I found an amazing graph showing Earth’s temperatures over the last 20,000 years. At first, it was a wild roller coaster.
20,000 years ago we were smack in the middle of an Ice Age! Mammoths roamed, glaciers covered huge parts of the world, and people lived in caves or small huts to stay warm. Then, slowly, the planet warmed, and the big ice sheets melted. Lakes and rivers formed as the ice retreated, and new plants spread north.
We don’t have to go back too far in time to see big changes in climate. The Little Ice Age, which lasted from about the 1300s to the 1800s, brought colder and more unpredictable weather worldwide. In England, rivers that rarely froze were covered with thick ice, and winters were harsher than usual. Across the globe, temperatures dropped, and weather patterns became unreliable. In Asia, weaker monsoons failed to bring enough water, leading to dry seasons and struggles for farmers. Colder winters and unpredictable weather caused crops to fail in many regions, leaving people to face starvation and hardship. It makes you wonder,what would be easier to survive: an ice age or a planet that’s too hot to live on?
Everything I read stressed one big idea: these changes used to take thousands, even millions, of years.

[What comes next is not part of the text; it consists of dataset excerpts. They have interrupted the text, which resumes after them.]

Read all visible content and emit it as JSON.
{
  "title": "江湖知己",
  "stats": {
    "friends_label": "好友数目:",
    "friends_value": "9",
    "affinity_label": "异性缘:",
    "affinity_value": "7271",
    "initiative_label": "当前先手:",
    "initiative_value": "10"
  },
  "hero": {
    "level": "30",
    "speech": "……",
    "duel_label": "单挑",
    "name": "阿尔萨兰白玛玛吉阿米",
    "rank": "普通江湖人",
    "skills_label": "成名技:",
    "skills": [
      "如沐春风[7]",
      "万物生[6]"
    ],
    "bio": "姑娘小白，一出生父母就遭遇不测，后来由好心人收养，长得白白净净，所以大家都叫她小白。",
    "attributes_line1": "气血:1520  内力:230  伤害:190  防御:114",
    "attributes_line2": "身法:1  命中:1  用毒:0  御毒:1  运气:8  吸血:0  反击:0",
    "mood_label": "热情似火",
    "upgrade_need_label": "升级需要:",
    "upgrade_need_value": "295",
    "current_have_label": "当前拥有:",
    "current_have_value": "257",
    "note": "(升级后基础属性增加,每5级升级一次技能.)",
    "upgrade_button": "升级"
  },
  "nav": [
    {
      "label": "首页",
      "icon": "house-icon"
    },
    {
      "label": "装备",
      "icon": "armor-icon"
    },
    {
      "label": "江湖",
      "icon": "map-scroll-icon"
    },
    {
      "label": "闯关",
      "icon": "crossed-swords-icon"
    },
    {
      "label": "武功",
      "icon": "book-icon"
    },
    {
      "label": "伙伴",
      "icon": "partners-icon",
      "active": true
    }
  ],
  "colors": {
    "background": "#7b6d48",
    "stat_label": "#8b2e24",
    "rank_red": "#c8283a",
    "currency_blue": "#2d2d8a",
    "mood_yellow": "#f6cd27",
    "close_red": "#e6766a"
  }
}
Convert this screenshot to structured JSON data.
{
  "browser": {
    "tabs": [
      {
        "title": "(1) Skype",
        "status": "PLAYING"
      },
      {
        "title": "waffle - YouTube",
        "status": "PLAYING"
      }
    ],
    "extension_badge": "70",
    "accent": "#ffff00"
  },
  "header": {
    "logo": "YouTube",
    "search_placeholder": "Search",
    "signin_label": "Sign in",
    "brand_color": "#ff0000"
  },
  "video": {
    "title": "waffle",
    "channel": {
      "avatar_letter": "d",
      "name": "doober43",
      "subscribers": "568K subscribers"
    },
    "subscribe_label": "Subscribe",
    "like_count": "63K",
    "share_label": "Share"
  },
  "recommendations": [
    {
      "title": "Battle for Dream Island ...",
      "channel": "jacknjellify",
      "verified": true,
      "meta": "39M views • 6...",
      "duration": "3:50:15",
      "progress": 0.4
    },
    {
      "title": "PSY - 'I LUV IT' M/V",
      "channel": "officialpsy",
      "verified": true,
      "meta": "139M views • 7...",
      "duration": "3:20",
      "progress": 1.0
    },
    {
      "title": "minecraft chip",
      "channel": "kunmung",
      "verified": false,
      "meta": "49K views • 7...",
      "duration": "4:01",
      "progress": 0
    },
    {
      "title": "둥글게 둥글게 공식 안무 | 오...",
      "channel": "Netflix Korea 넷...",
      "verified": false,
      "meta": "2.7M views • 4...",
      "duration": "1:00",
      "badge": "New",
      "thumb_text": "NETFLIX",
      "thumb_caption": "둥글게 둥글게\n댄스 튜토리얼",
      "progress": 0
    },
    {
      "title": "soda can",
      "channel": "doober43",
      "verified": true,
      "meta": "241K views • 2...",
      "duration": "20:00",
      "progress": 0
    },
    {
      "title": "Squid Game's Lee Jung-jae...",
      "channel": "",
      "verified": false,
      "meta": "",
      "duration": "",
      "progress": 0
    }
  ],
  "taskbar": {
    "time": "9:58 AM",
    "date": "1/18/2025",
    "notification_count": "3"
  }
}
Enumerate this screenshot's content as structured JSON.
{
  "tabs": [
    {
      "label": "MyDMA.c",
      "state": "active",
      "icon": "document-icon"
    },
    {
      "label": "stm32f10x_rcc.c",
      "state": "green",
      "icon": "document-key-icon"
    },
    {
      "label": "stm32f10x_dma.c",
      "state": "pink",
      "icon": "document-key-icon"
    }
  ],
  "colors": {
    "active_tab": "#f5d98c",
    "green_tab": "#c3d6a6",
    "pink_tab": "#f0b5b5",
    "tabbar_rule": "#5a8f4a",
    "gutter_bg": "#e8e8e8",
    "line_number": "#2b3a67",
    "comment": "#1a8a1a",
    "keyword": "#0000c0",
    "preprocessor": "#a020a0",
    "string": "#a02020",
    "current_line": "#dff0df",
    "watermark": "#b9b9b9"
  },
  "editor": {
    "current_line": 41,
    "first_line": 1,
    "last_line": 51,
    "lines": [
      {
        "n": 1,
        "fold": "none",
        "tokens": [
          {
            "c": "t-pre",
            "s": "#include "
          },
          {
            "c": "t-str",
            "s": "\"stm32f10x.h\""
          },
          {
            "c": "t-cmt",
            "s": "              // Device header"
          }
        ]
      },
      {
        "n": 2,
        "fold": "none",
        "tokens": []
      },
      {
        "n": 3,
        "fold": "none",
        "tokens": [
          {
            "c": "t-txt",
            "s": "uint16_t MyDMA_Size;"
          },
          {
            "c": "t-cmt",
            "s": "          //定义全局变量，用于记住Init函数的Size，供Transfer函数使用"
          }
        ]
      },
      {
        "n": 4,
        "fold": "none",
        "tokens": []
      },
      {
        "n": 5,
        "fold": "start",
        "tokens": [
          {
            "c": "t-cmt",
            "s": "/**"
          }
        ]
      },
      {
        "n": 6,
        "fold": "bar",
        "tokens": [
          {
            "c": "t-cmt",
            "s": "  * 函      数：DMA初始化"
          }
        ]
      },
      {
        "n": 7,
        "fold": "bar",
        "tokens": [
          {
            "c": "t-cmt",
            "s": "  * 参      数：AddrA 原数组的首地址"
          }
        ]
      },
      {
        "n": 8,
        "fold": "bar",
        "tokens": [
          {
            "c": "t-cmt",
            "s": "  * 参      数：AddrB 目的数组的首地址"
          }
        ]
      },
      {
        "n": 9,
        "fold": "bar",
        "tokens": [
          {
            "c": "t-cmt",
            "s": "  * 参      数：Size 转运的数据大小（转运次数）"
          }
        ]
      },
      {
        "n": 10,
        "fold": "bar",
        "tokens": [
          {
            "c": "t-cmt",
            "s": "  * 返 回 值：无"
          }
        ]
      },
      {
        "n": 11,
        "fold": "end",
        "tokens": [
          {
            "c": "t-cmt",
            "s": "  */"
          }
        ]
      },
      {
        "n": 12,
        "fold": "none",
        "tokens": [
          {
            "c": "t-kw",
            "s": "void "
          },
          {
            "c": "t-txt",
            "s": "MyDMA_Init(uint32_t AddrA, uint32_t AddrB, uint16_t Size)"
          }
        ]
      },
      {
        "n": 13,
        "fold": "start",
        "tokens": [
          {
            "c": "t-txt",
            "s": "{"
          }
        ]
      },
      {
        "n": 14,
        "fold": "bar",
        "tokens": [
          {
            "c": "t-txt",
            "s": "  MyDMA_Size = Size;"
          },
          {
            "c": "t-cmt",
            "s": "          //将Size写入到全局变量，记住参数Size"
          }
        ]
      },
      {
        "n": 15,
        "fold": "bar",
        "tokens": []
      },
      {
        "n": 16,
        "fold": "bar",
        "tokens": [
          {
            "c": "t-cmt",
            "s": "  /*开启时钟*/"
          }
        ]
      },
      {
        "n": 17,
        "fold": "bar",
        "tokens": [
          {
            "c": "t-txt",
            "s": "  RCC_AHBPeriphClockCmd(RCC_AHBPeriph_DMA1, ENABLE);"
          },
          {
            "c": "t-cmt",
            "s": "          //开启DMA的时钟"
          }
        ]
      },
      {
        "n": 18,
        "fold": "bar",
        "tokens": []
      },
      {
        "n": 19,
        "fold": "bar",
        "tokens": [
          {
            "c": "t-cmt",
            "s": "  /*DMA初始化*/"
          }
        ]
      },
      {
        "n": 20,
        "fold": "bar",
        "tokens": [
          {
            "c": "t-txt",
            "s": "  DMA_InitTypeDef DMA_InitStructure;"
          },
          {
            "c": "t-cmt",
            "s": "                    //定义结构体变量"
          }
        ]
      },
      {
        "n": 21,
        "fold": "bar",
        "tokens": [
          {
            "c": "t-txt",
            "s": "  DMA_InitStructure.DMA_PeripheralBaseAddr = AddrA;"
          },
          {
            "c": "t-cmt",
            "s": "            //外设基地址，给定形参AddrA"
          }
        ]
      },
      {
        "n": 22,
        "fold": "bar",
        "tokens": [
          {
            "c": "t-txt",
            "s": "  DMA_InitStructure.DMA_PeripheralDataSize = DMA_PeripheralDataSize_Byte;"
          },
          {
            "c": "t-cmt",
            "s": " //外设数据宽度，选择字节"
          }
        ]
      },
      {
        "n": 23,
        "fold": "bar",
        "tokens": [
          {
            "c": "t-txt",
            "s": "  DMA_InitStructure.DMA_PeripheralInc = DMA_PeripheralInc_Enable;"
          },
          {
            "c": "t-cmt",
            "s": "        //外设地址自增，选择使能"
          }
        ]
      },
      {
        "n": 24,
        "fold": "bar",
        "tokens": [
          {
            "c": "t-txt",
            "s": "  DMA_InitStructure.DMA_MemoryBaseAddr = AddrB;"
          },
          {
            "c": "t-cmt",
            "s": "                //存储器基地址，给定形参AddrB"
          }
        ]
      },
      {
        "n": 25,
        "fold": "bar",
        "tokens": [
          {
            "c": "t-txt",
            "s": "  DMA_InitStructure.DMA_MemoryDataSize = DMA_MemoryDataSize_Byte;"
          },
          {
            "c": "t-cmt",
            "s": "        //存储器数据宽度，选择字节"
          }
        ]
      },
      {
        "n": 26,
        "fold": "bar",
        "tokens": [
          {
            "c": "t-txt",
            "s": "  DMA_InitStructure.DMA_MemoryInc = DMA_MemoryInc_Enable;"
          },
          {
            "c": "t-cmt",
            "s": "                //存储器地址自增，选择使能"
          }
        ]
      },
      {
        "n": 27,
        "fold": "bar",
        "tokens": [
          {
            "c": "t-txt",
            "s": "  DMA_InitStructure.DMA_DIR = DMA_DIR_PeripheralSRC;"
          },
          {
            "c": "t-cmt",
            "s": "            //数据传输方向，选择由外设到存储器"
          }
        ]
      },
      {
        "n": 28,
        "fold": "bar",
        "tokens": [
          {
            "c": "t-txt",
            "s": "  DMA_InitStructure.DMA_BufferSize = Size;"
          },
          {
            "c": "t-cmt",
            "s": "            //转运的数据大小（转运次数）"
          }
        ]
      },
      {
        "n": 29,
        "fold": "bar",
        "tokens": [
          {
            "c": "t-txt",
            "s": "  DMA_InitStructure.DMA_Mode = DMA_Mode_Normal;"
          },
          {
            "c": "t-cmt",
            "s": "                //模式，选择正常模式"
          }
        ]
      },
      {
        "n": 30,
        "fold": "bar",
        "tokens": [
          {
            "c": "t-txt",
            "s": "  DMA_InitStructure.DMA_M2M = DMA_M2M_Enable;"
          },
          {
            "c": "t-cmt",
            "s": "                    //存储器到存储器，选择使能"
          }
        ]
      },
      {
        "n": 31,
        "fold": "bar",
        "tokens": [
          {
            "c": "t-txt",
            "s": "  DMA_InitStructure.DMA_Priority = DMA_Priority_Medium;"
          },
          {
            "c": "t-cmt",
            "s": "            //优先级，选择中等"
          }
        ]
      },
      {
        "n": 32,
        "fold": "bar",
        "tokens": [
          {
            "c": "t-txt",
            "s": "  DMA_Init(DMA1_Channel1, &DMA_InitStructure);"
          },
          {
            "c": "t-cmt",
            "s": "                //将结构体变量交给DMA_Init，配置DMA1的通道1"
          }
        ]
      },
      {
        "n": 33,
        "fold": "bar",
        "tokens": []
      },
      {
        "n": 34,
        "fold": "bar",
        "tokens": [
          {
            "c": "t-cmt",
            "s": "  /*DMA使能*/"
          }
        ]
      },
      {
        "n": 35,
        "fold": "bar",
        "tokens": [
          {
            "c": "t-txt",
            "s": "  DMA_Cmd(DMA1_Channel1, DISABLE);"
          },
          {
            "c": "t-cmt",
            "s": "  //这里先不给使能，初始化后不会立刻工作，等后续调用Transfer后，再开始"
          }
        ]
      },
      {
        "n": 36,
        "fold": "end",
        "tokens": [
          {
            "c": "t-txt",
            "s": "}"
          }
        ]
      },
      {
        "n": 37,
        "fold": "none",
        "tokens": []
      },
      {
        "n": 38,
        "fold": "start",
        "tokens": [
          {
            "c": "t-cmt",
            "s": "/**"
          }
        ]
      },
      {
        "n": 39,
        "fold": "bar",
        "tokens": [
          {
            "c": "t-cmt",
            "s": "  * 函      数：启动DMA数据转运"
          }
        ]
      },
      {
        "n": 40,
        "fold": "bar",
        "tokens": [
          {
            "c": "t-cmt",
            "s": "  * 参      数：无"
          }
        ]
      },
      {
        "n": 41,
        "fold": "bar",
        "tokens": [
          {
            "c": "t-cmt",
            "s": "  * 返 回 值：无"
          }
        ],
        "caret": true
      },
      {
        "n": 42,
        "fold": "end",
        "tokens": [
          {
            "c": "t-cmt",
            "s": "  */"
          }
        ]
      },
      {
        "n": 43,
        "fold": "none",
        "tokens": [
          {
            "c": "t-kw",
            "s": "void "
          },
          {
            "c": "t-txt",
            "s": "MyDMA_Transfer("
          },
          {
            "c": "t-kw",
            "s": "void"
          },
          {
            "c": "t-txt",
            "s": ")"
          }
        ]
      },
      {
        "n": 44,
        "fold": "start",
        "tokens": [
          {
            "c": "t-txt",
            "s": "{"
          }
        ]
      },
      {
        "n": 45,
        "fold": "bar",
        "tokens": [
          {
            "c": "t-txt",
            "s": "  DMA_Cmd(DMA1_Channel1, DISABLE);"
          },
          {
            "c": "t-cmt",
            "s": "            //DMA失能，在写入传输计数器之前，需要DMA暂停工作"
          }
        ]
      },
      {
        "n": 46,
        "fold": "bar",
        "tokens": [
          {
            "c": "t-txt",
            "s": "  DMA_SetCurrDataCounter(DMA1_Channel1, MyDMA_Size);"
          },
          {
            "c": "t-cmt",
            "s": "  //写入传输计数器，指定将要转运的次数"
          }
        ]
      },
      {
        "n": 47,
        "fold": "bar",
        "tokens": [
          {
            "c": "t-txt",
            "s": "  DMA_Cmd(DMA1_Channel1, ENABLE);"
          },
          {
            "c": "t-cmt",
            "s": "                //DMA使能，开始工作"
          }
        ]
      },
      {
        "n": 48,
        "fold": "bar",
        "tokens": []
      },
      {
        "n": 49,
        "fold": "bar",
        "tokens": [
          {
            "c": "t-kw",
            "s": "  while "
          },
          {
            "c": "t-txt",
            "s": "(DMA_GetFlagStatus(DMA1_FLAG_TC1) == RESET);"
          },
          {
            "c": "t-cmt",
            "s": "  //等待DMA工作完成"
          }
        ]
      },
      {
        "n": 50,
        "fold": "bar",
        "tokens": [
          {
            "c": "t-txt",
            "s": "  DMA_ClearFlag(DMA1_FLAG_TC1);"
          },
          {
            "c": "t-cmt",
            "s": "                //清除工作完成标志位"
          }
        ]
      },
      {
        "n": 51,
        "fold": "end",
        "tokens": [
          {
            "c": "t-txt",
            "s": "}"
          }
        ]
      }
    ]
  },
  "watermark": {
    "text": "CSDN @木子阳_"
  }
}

Earth did change all on its own, but very slowly. Quick changes don’t leave enough time for us to adapt. A little warming might seem harmless, maybe even saving on heating bills in colder areas, but this is happening too fast and too much to be safe.
If temperatures keep rising at this speed, what will our summers look like in ten or twenty years? Or will we be looking for a new planet, like Grandma once did?
Suddenly, I couldn’t help comparing Earth’s warming spike on that graph to what happened on Venus, except it’s happening much faster than any natural cycle I read about. Scientists say it’s because we’re burning fuels and chopping down forests, which adds extra greenhouse gases to the atmosphere. Grandma said that’s exactly how Venus got in trouble and its atmosphere turned into a heat‐trap.
I wondered, Could we actually be repeating the same mistake here on Earth?
- Read from the first graph:
- Our civilization began around 10,000 years ago. What has the temperature been like since then? Stable or changing quickly?
- Read from the second graph:
- How much did the temperature drop during the Little Ice Age?
- How much has the temperature risen since the year 2000?
- If you lived during the Ice Age, how would you stay warm? What challenges would you face?
- What do you think life was like during the Little Ice Age? What would you do for fun if rivers froze in winter?
- Earth’s climate is changing faster today than ever before. How do you think this might affect your daily life in the future?